The Willard Apartments in downtown Durham. Photo: Zachery Eanes/Axios
In the past few years, Triangle leaders have made ambitious plans to add affordable housing to their cities to combat rising rents and a rapidly growing population.
What's happening: "We've had some cities take more action than they've ever taken and do historically big things for them," Samuel Gunter, CEO of the N.C. Housing Coalition, told Axios. "And yet it's still not enough."
- One study by the United Way of the Capital Area pegged Raleigh's affordable housing shortage at nearly 20,000 rental units. The number is large, but the nonprofit reported it was actually better than most large cities.
Why it matters: Rising rents push low-income residents out of town and push some of the most vulnerable residents into precarious situations.

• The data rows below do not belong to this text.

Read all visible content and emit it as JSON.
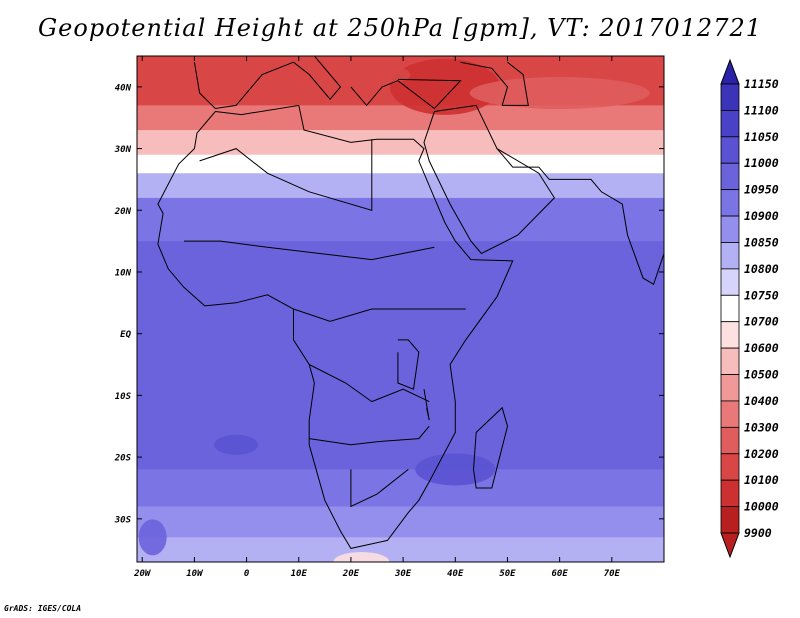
{
  "title": "Geopotential Height at 250hPa [gpm], VT: 2017012721",
  "credit": "GrADS: IGES/COLA",
  "map": {
    "lon_range": [
      -21,
      80
    ],
    "lat_range": [
      -37,
      45
    ],
    "lon_ticks": [
      {
        "value": -20,
        "label": "20W"
      },
      {
        "value": -10,
        "label": "10W"
      },
      {
        "value": 0,
        "label": "0"
      },
      {
        "value": 10,
        "label": "10E"
      },
      {
        "value": 20,
        "label": "20E"
      },
      {
        "value": 30,
        "label": "30E"
      },
      {
        "value": 40,
        "label": "40E"
      },
      {
        "value": 50,
        "label": "50E"
      },
      {
        "value": 60,
        "label": "60E"
      },
      {
        "value": 70,
        "label": "70E"
      }
    ],
    "lat_ticks": [
      {
        "value": 40,
        "label": "40N"
      },
      {
        "value": 30,
        "label": "30N"
      },
      {
        "value": 20,
        "label": "20N"
      },
      {
        "value": 10,
        "label": "10N"
      },
      {
        "value": 0,
        "label": "EQ"
      },
      {
        "value": -10,
        "label": "10S"
      },
      {
        "value": -20,
        "label": "20S"
      },
      {
        "value": -30,
        "label": "30S"
      }
    ]
  },
  "colorbar": {
    "levels": [
      "11150",
      "11100",
      "11050",
      "11000",
      "10950",
      "10900",
      "10850",
      "10800",
      "10750",
      "10700",
      "10600",
      "10500",
      "10400",
      "10300",
      "10200",
      "10100",
      "10000",
      "9900"
    ],
    "colors": [
      "#2a22a8",
      "#3b33b8",
      "#4a42c6",
      "#5a52d2",
      "#6a63dc",
      "#7b74e4",
      "#948eec",
      "#b4b0f4",
      "#d6d4fa",
      "#ffffff",
      "#fde0e0",
      "#f7bcbc",
      "#f19999",
      "#e97979",
      "#e05d5d",
      "#d84646",
      "#cd3030",
      "#b82020"
    ]
  },
  "chart_data": {
    "type": "heatmap",
    "title": "Geopotential Height at 250hPa [gpm], VT: 2017012721",
    "lon_range": [
      -21,
      80
    ],
    "lat_range": [
      -37,
      45
    ],
    "bands": [
      {
        "lat_min": 37,
        "lat_max": 45,
        "value_gpm": 10100
      },
      {
        "lat_min": 33,
        "lat_max": 37,
        "value_gpm": 10300
      },
      {
        "lat_min": 29,
        "lat_max": 33,
        "value_gpm": 10500
      },
      {
        "lat_min": 26,
        "lat_max": 29,
        "value_gpm": 10700
      },
      {
        "lat_min": 22,
        "lat_max": 26,
        "value_gpm": 10800
      },
      {
        "lat_min": 15,
        "lat_max": 22,
        "value_gpm": 10900
      },
      {
        "lat_min": -12,
        "lat_max": 15,
        "value_gpm": 10950
      },
      {
        "lat_min": -22,
        "lat_max": -12,
        "value_gpm": 10950
      },
      {
        "lat_min": -28,
        "lat_max": -22,
        "value_gpm": 10900
      },
      {
        "lat_min": -33,
        "lat_max": -28,
        "value_gpm": 10850
      },
      {
        "lat_min": -37,
        "lat_max": -33,
        "value_gpm": 10800
      }
    ],
    "features": [
      {
        "lon": 38,
        "lat": 40,
        "value_gpm": 10000
      },
      {
        "lon": 40,
        "lat": -22,
        "value_gpm": 11000
      },
      {
        "lon": 22,
        "lat": -37,
        "value_gpm": 10600
      }
    ]
  }
}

- Wake County has seen a dramatic increase in homelessness in the past year, Axios previously reported.
- Several Durham neighborhoods have witnessed large drops in Black population as those neighborhoods have become hot commodities for buyers, Indy Week reported.

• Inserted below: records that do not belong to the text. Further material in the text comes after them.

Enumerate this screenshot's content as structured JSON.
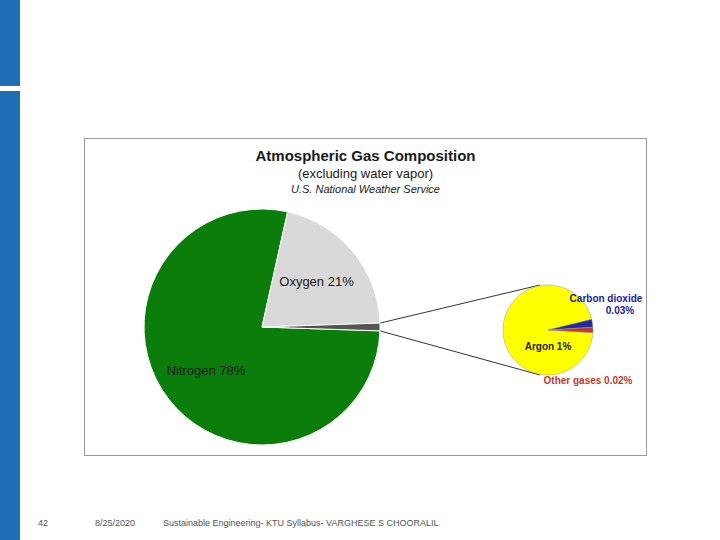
{
  "title": "Atmospheric Gas Composition",
  "subtitle": "(excluding water vapor)",
  "source": "U.S. National Weather Service",
  "chart_data": [
    {
      "type": "pie",
      "categories": [
        "Nitrogen 78%",
        "Oxygen 21%",
        null
      ],
      "values": [
        78,
        21,
        1.05
      ],
      "colors": [
        "#0b7d0b",
        "#d9d9d9",
        "#555555"
      ]
    },
    {
      "type": "pie",
      "categories": [
        "Argon 1%",
        "Carbon dioxide 0.03%",
        "Other gases 0.02%"
      ],
      "values": [
        1,
        0.03,
        0.02
      ],
      "colors": [
        "#ffff00",
        "#1f2aa8",
        "#c0392b"
      ]
    }
  ],
  "footer": {
    "page": 42,
    "date": "8/25/2020",
    "text": "Sustainable Engineering- KTU Syllabus- VARGHESE S CHOORALIL"
  }
}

Zoom in: Raleigh aims to create or preserve 5,700 affordable units in the city by 2026.
- Durham's goal is 2,400 units.
- Cary passed a housing plan last year and has more than 200 units under construction. And Wake Forest is in the process of drafting a housing affordability plan.
Raleigh and Durham have also increasingly tried to leverage zoning requests and public-owned land to add affordable housing.
- The city of Durham, for example, donated land next to its transit center for the creation of the Willard Apartments, which opened last year and has 82 affordable units.
- That project only got off the ground thanks to an award of $9 million of low-income housing tax credits. Those tax credits are extremely competitive to get and often prevent many projects from getting off the ground.
Gunter said the surging home prices of the last few years has made affordable housing more of a priority than it was in the past.
- "The reason folks are paying attention is because cost burden is creeping further and further up the income ladder into the middle income range," he said.
What's next: Raleigh's next big affordable housing decision will be what to do with land it owns around Moore Square, like the parking lot at 225 East Davie St., which it hopes to sell to fund more affordable housing.